Another contributor is the high U.S. standard of living compared to other countries. That makes labor costs much greater than in other nations. U.S. manufacturers who increase pay to keep up with the standard of living cannot be as profitable as companies who don't pay their workers as high of wages.
In addition to the higher standards of living, there are also tax implications to consider. While U.S. corporate tax rates don't make the list of the world's highest, they also aren't among the lowest rates. Companies seeking the lowest possible tax burden may seek out opportunities in other countries with the absolute lowest rates.
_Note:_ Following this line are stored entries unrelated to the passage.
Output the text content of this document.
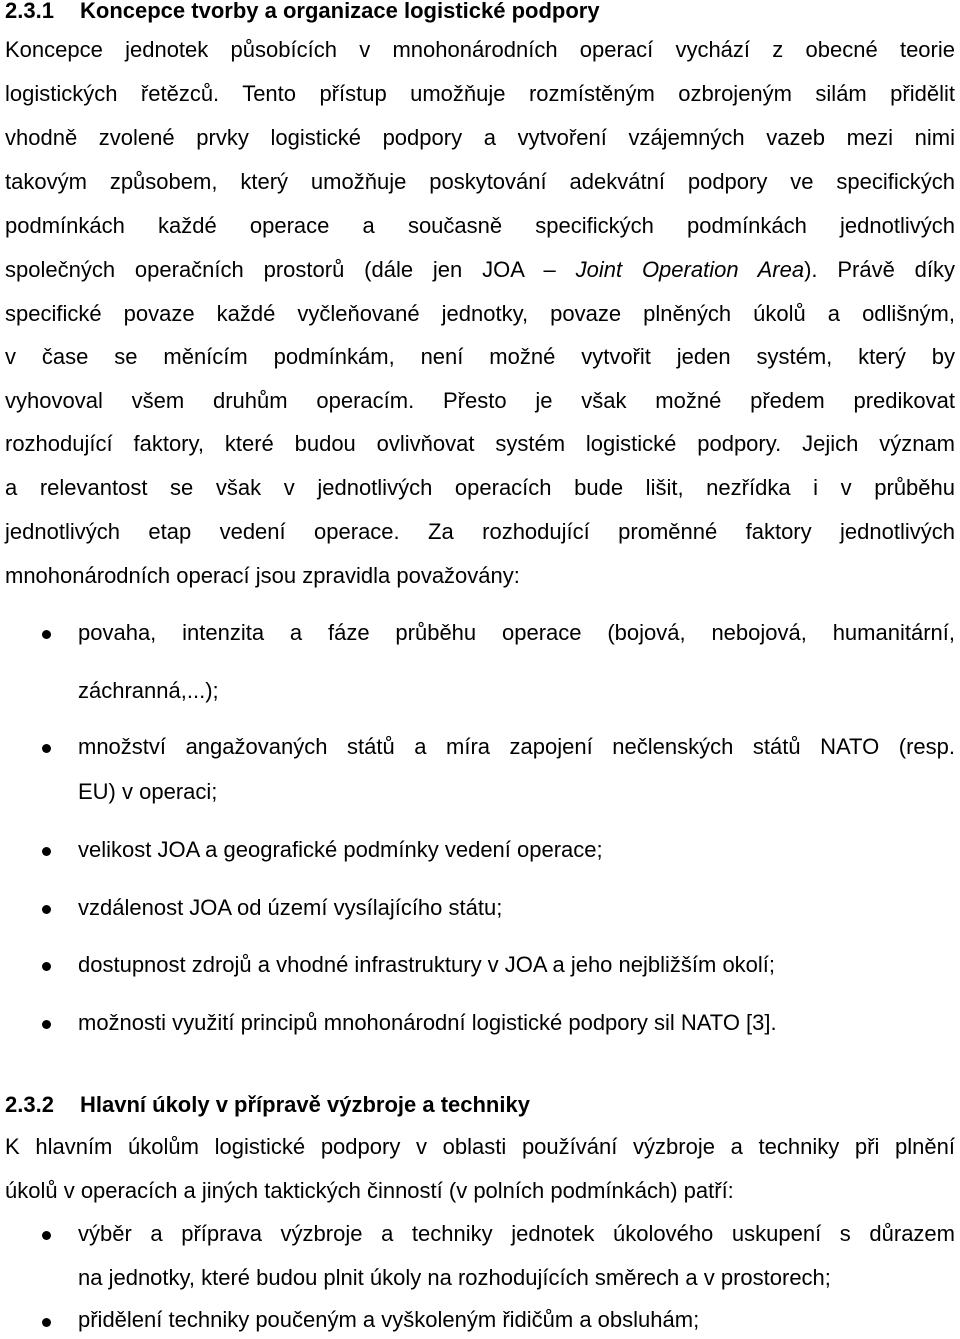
2.3.1 Koncepce tvorby a organizace logistické podpory
Koncepce jednotek působících v mnohonárodních operací vychází z obecné teorie
logistických řetězců. Tento přístup umožňuje rozmístěným ozbrojeným silám přidělit
vhodně zvolené prvky logistické podpory a vytvoření vzájemných vazeb mezi nimi
takovým způsobem, který umožňuje poskytování adekvátní podpory ve specifických
podmínkách každé operace a současně specifických podmínkách jednotlivých
společných operačních prostorů (dále jen JOA – Joint Operation Area). Právě díky
specifické povaze každé vyčleňované jednotky, povaze plněných úkolů a odlišným,
v čase se měnícím podmínkám, není možné vytvořit jeden systém, který by
vyhovoval všem druhům operacím. Přesto je však možné předem predikovat
rozhodující faktory, které budou ovlivňovat systém logistické podpory. Jejich význam
a relevantost se však v jednotlivých operacích bude lišit, nezřídka i v průběhu
jednotlivých etap vedení operace. Za rozhodující proměnné faktory jednotlivých
mnohonárodních operací jsou zpravidla považovány:
povaha, intenzita a fáze průběhu operace (bojová, nebojová, humanitární,
záchranná,...);
množství angažovaných států a míra zapojení nečlenských států NATO (resp.
EU) v operaci;
velikost JOA a geografické podmínky vedení operace;
vzdálenost JOA od území vysílajícího státu;
dostupnost zdrojů a vhodné infrastruktury v JOA a jeho nejbližším okolí;
možnosti využití principů mnohonárodní logistické podpory sil NATO [3].
2.3.2 Hlavní úkoly v přípravě výzbroje a techniky
K hlavním úkolům logistické podpory v oblasti používání výzbroje a techniky při plnění
úkolů v operacích a jiných taktických činností (v polních podmínkách) patří:
výběr a příprava výzbroje a techniky jednotek úkolového uskupení s důrazem
na jednotky, které budou plnit úkoly na rozhodujících směrech a v prostorech;
přidělení techniky poučeným a vyškoleným řidičům a obsluhám;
Lastly, other countries have been more aggressive in seeking out free trade agreements in recent years. These kinds of deals lower tariffs and export fees, which lowers the costs of manufacturing because import prices of supplies are less expensive. Trump's trade war has seen tariffs and export fees increase.
The BLS expects employment in production-related fields to decline by 4% between 2019 and 2029. However, this is a broad estimate that covers many different aspects of production. Zeroing in on some specific manufacturing careers paints an even more dire picture. Metal and plastic machine workers are expected to experience a 7% decline in employment between 2019 and 2029. Assemblers and fabricators are expected to see 11% of their jobs disappear by 2029.
Manufacturing trends also depend on the strength of the U.S. dollar. If the dollar declines, that's good for exporters because U.S. products become cheaper overseas. Despite declining in 2020, the dollar's strength has generally held fairly steady since late 2014.
Unfortunately, manufacturing growth doesn't necessarily translate into an increase in U.S. manufacturing jobs. The reason lies in productivity improvements, including the increased use of computers, robotics, and other efficient processes. The new jobs that are created may require sophisticated computer-related skills to manage the high-tech machinery on the manufacturing line.
Trump's Impact on Manufacturing
President Trump talked a lot about manufacturing during his time in office, but his policies were met with mixed reactions. For example, while corporations applauded the Trump administration's tax cuts and deregulatory efforts, the National Association of Manufacturers urged Trump to support free trade agreements and remove tariffs. In addition to imposing tariffs on certain products, Trump withdrew from the Trans-Pacific Partnership, which could have increased trade. However, he also renegotiated the North American Free Trade Agreement, so the administration's policies were a mixed bag for manufacturers.